Value investor’s approach
In his book The Dhandho Investor, Mohnish Pabrai, who runs the Pabrai Fund in the US, offers a framework that one could learn from and adapt. The crux of this approach is to buy a stock, which you believe has an intrinsic value of Re 1, at 25 or 40 paise. Often, due to some external circumstance, the market prices a stock at a very low price even though its business is quite sound. To take a recent example, throughout 2008 a lot of good stocks in India were available at very attractive valuations not because anything had gone drastically wrong with their businesses, but because foreign institutional investors had withdrawn funds from the Indian market because of troubles in their mother country.
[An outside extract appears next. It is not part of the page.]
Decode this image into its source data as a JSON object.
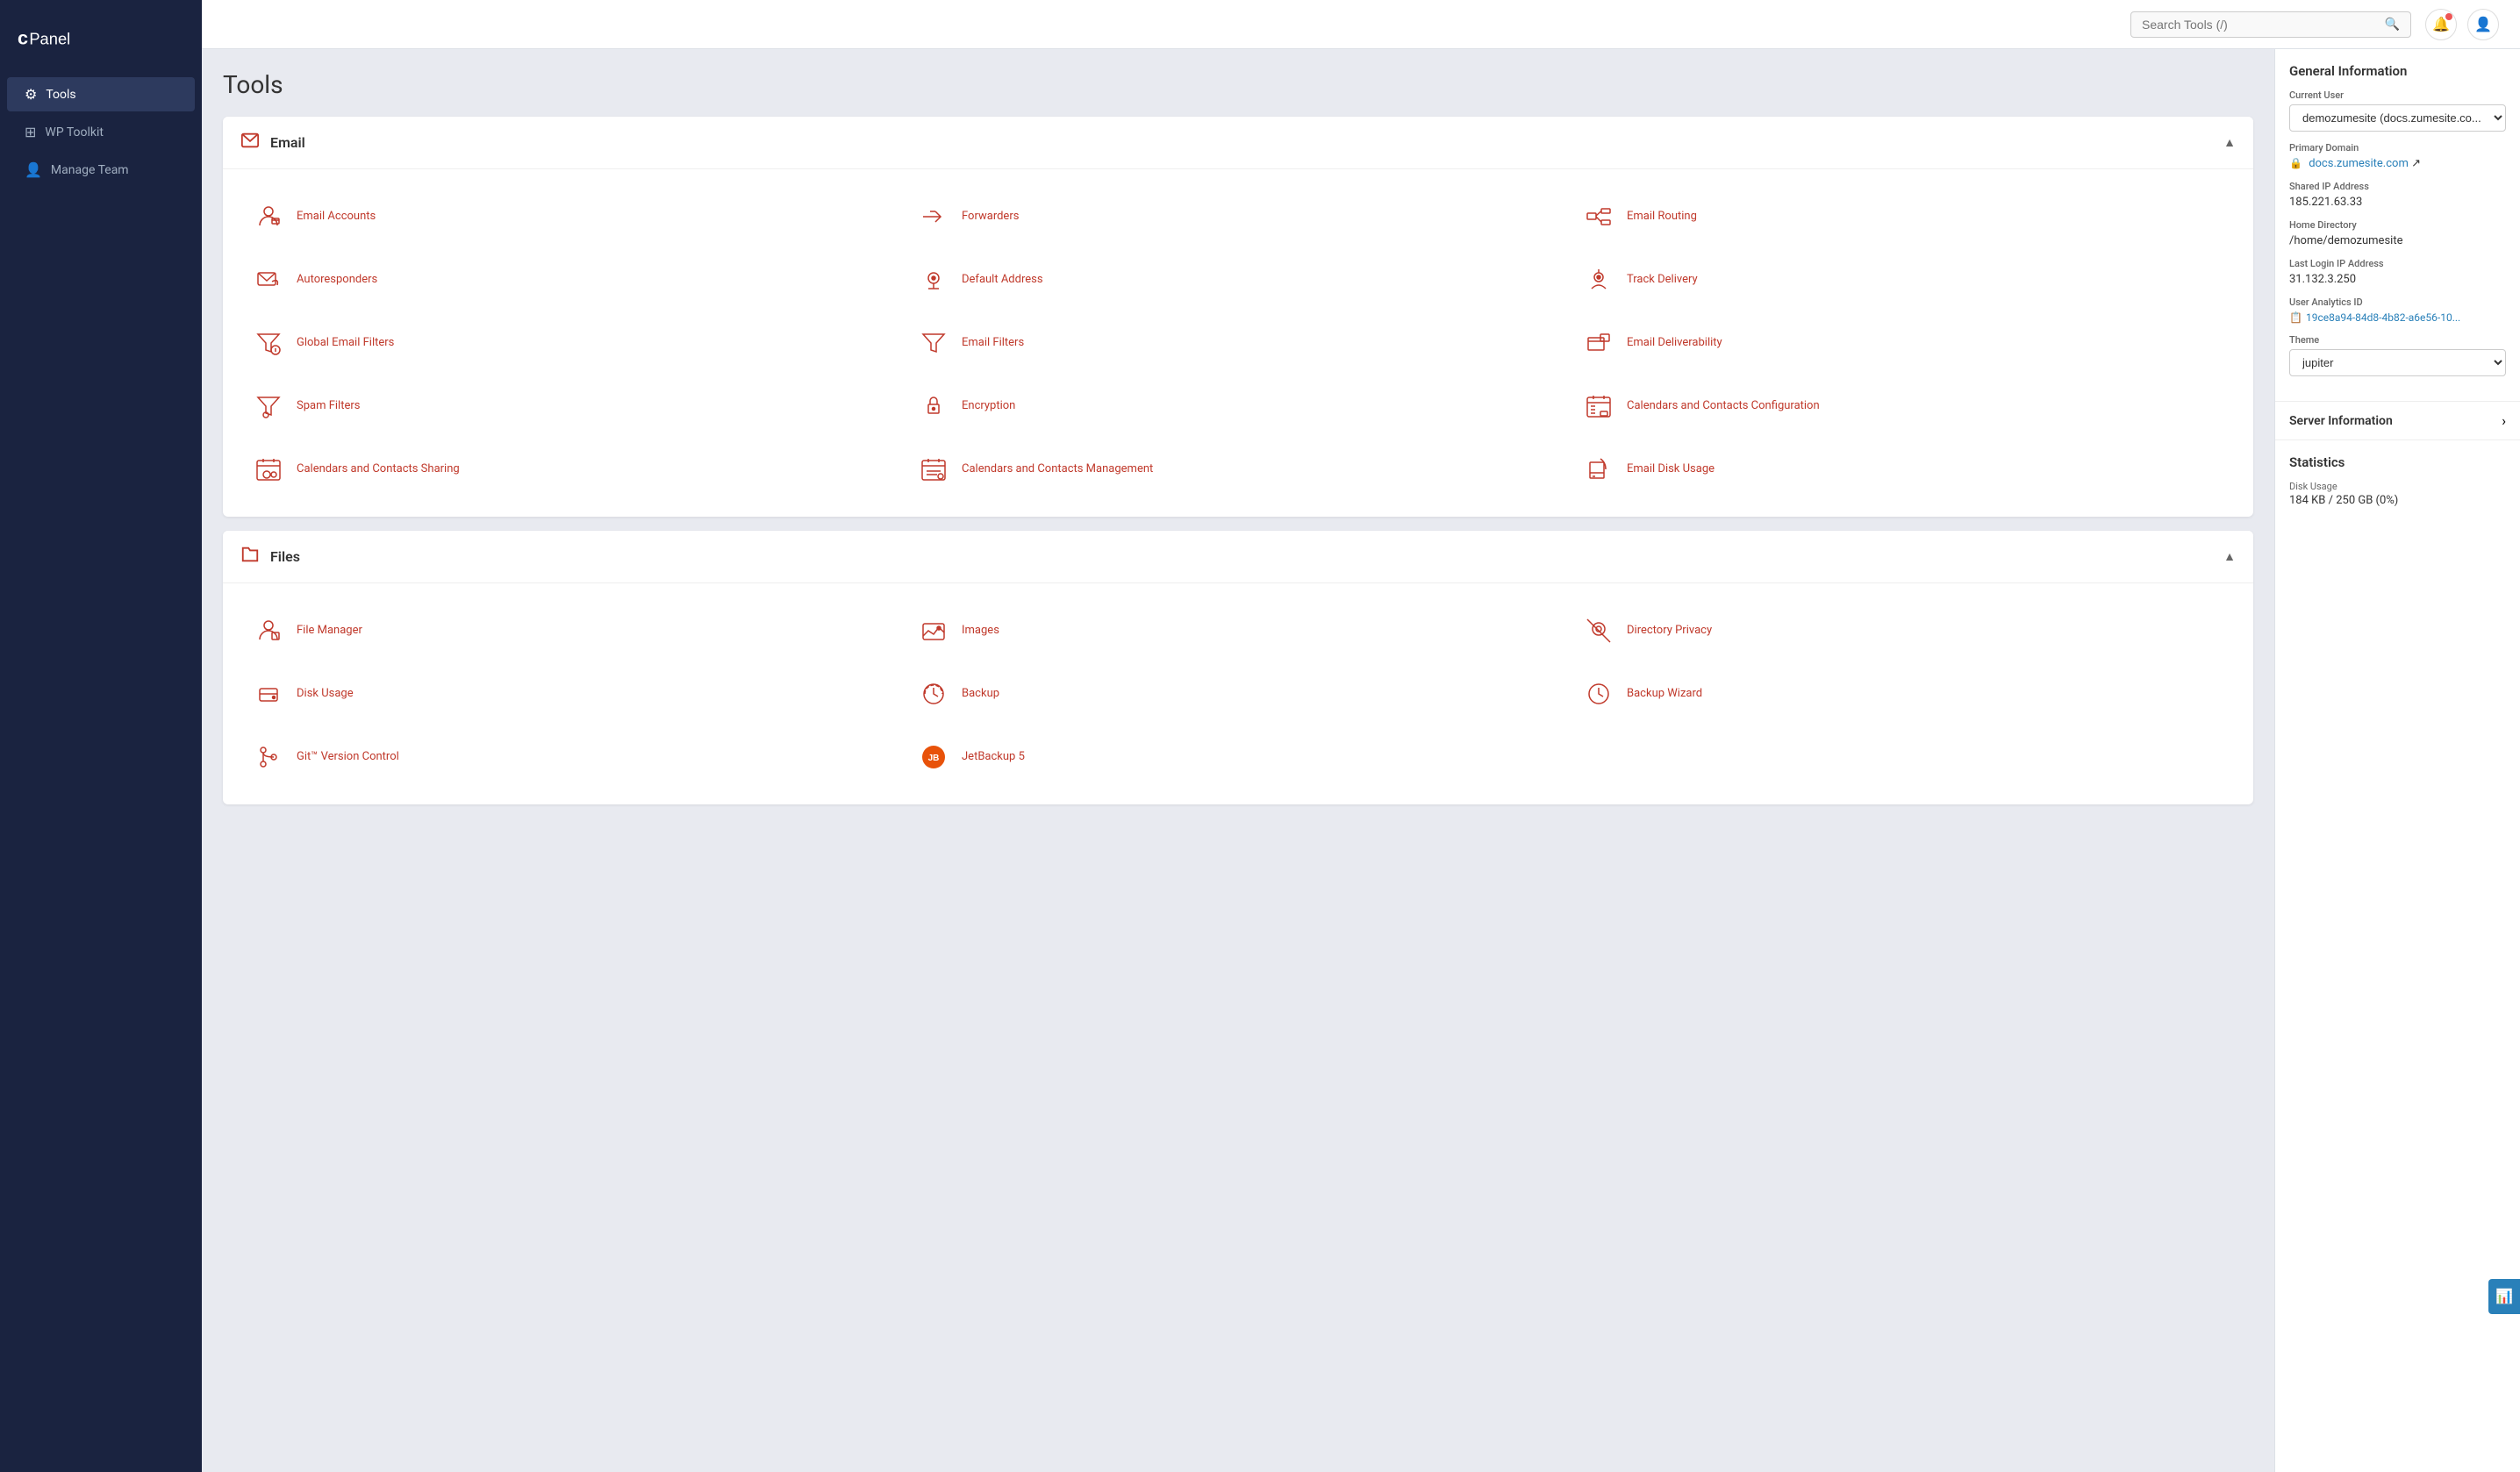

This approach requires that one learns to determine the intrinsic value of a stock. Discounted cash flow (DCF) analysis is one way of doing so. Buy stocks trading at around 40-50 per cent of their intrinsic value and sell them when the value approaches 90-100 per cent. Many investors may find it difficult to master DCF analysis. They could use the PEG approach (PEG is price to earnings ratio divided by the growth rate in earnings). Buy stocks that are trading at a PEG ratio of around 0.5 and sell when they approach 0.9-1.